Additional Requirements



  • A second language (Cantonese, Mandarin, Russian, Italian, Persian, Punjabi, Korean, Tamil, Urdu) reflecting the local community is preferred

  • Must possess a valid Canadian driver’s license and have minimum $1,000,000.00 (1 million) third party liability insurance and proof of insurance coverage of personal vehicle and ability to transport clients

  • A satisfactory and current Vulnerable Sector Screening


This statements above are intended to describe the general nature and level of work being performed by an individual assigned to the job. This information is not constructed to be an exhaustive list of responsibilities, duties and skills required of personnel in the job.


Reporting


This position reports to and is supervised by the Manager, People & Teams, Community Transitions Team.


Working Conditions


Office work, community settings, meetings in clients’ home and travel with clients.


Disclaimer


In keeping with mental health reform, best practices, funding and direction this position may later require knowledge, skills, abilities and working conditions not noted here.

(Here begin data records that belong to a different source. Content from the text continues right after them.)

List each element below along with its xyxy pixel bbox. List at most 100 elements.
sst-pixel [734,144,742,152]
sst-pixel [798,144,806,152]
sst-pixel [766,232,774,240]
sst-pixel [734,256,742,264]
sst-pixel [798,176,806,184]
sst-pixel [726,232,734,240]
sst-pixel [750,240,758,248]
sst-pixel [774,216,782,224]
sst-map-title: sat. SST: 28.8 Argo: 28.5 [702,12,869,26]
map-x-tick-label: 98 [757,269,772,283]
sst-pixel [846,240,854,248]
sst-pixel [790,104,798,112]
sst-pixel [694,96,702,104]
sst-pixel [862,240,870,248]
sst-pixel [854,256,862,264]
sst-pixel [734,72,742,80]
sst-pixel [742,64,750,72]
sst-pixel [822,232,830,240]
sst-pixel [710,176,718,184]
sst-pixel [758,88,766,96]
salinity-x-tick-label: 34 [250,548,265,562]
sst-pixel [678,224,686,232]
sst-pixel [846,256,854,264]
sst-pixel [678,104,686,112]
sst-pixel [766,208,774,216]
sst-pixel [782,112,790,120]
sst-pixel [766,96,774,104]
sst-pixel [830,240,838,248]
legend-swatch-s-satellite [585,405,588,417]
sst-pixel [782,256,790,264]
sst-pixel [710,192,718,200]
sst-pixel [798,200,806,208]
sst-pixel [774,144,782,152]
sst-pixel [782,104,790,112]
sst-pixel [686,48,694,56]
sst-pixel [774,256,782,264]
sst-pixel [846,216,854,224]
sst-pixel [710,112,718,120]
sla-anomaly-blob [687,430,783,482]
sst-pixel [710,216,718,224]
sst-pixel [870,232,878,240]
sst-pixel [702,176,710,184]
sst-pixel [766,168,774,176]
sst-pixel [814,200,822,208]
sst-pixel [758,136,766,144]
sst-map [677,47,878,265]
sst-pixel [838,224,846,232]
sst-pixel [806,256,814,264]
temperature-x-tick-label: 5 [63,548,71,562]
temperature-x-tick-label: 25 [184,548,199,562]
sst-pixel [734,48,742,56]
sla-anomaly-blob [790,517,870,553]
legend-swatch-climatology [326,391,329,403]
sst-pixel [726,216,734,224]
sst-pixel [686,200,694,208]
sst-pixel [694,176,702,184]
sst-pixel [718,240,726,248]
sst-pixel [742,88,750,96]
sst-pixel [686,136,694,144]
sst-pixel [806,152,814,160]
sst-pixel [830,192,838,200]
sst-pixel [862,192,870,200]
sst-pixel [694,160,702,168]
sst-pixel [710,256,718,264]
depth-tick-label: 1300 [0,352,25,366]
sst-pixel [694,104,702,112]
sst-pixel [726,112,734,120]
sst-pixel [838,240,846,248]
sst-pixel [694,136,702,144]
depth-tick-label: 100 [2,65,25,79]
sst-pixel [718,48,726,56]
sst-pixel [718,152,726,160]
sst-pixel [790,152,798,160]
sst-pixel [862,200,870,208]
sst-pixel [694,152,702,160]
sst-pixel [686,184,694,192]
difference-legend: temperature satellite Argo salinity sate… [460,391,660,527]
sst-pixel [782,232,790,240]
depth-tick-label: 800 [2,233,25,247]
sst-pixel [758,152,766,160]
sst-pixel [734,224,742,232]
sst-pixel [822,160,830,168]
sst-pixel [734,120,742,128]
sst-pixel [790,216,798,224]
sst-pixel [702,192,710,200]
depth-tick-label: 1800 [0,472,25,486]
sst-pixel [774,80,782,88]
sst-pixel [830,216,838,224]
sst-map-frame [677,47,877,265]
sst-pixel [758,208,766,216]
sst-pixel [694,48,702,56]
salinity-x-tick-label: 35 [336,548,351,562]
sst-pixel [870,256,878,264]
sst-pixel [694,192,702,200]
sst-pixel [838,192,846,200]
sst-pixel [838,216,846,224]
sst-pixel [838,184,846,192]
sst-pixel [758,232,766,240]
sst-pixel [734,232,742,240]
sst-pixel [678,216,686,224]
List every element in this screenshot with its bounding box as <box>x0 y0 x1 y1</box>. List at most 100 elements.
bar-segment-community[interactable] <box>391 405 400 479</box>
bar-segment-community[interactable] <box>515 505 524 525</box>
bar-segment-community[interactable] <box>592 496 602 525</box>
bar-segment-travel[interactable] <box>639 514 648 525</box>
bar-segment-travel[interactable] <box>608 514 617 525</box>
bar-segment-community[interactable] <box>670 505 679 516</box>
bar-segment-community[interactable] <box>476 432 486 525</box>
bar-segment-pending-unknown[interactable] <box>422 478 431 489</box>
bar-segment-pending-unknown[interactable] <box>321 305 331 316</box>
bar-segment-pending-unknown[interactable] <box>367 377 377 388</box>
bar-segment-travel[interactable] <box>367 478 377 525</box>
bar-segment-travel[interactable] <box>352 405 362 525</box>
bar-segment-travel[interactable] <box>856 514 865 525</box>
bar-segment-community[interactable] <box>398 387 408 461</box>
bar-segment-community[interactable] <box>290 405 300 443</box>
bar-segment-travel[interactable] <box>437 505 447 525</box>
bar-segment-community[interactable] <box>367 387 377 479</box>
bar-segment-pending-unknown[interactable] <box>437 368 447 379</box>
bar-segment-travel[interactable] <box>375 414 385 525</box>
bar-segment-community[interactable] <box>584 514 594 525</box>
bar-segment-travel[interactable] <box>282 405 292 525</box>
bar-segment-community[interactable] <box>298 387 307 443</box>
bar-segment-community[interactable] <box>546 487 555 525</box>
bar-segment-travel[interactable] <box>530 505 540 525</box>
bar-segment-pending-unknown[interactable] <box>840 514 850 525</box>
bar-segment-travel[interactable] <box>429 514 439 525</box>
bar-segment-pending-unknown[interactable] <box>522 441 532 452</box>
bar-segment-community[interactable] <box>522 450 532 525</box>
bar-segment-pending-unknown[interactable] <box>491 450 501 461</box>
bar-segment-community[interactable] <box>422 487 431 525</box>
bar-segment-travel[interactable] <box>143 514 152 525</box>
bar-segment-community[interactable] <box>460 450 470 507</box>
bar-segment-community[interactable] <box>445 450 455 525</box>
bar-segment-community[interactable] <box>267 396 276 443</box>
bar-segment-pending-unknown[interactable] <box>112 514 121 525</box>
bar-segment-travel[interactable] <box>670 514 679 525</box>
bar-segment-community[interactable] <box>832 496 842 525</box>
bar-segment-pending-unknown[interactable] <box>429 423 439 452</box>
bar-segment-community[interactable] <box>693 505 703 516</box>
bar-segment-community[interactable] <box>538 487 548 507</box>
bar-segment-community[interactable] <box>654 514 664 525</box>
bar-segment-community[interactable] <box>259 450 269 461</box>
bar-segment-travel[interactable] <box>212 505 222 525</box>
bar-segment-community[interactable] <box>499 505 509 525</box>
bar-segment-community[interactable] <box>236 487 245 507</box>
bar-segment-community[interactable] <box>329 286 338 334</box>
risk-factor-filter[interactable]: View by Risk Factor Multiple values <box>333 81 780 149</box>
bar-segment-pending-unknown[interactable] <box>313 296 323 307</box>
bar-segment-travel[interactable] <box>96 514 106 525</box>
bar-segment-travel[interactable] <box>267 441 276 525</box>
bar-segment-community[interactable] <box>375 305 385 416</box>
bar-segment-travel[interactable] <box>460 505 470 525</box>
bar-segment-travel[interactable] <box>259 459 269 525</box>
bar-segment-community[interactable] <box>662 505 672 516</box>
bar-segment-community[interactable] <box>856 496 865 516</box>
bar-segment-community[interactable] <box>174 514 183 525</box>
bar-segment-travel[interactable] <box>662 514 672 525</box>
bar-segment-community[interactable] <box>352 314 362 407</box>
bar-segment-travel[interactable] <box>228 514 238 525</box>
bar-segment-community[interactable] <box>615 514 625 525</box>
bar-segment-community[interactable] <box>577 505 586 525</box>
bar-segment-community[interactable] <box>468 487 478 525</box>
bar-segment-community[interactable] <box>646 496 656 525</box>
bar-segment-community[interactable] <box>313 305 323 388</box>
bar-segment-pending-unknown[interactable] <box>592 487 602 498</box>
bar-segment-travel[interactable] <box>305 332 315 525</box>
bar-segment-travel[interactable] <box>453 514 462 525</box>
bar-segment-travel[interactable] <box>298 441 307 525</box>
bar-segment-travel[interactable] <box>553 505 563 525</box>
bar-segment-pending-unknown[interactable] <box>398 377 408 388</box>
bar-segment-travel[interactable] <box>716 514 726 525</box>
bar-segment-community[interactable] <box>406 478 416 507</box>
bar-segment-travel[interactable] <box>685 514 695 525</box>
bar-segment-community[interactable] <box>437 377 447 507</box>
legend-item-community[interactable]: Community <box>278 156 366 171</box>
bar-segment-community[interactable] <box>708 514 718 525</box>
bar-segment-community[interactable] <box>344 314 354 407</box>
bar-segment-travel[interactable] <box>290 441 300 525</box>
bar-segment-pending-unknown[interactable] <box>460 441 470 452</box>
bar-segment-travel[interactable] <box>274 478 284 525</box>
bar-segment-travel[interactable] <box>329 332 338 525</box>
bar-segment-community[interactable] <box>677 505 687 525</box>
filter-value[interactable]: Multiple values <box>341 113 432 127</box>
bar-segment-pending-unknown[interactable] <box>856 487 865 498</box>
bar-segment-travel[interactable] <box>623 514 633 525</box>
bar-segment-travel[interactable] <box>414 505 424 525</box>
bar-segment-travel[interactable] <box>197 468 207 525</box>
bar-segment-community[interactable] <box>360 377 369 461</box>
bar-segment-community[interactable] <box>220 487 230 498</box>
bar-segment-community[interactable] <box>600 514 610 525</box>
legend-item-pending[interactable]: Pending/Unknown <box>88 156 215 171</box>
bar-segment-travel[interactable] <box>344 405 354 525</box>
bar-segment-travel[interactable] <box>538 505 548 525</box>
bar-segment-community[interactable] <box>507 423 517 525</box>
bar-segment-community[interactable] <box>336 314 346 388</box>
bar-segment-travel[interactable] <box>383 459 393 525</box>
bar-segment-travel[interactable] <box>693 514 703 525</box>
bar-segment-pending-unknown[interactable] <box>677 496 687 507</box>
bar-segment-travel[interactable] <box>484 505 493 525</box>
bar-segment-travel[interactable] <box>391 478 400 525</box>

To request this posting in an alternate format or to request accommodation in the application process, email AODA@cmha-yr.on.ca


Application Procedures


If you are interested in this opportunity, follow the link below and click on the “Apply Now” button in the top right corner of the page to proceed to upload your cover letter and resume:


Complete the application form and submit the following:



  • Cover letter with 300 words or less and tell us why you would want this role and why you should be considered for the position (PDF or Word)

  • Resume (PDF or Word)


CMHA-YRSS is dedicated to promoting employment equity and dismantling obstacles to employment for marginalized communities. CMHA-YRSS supports the journey to mental wellness, and we welcome applicants with lived experience of mental illness. In acknowledgment of the systemic underrepresentation faced by Black, Indigenous, racialized peoples, and those living with disabilities, this opportunity has been developed based on the special program provisions of the Ontario Human Rights Code3. We therefore extend invitations for applications from the following groups:



  • Racialized Persons

  • Persons living with Disabilities


While we thank all candidates for their interest, only those selected for an interview will be contacted.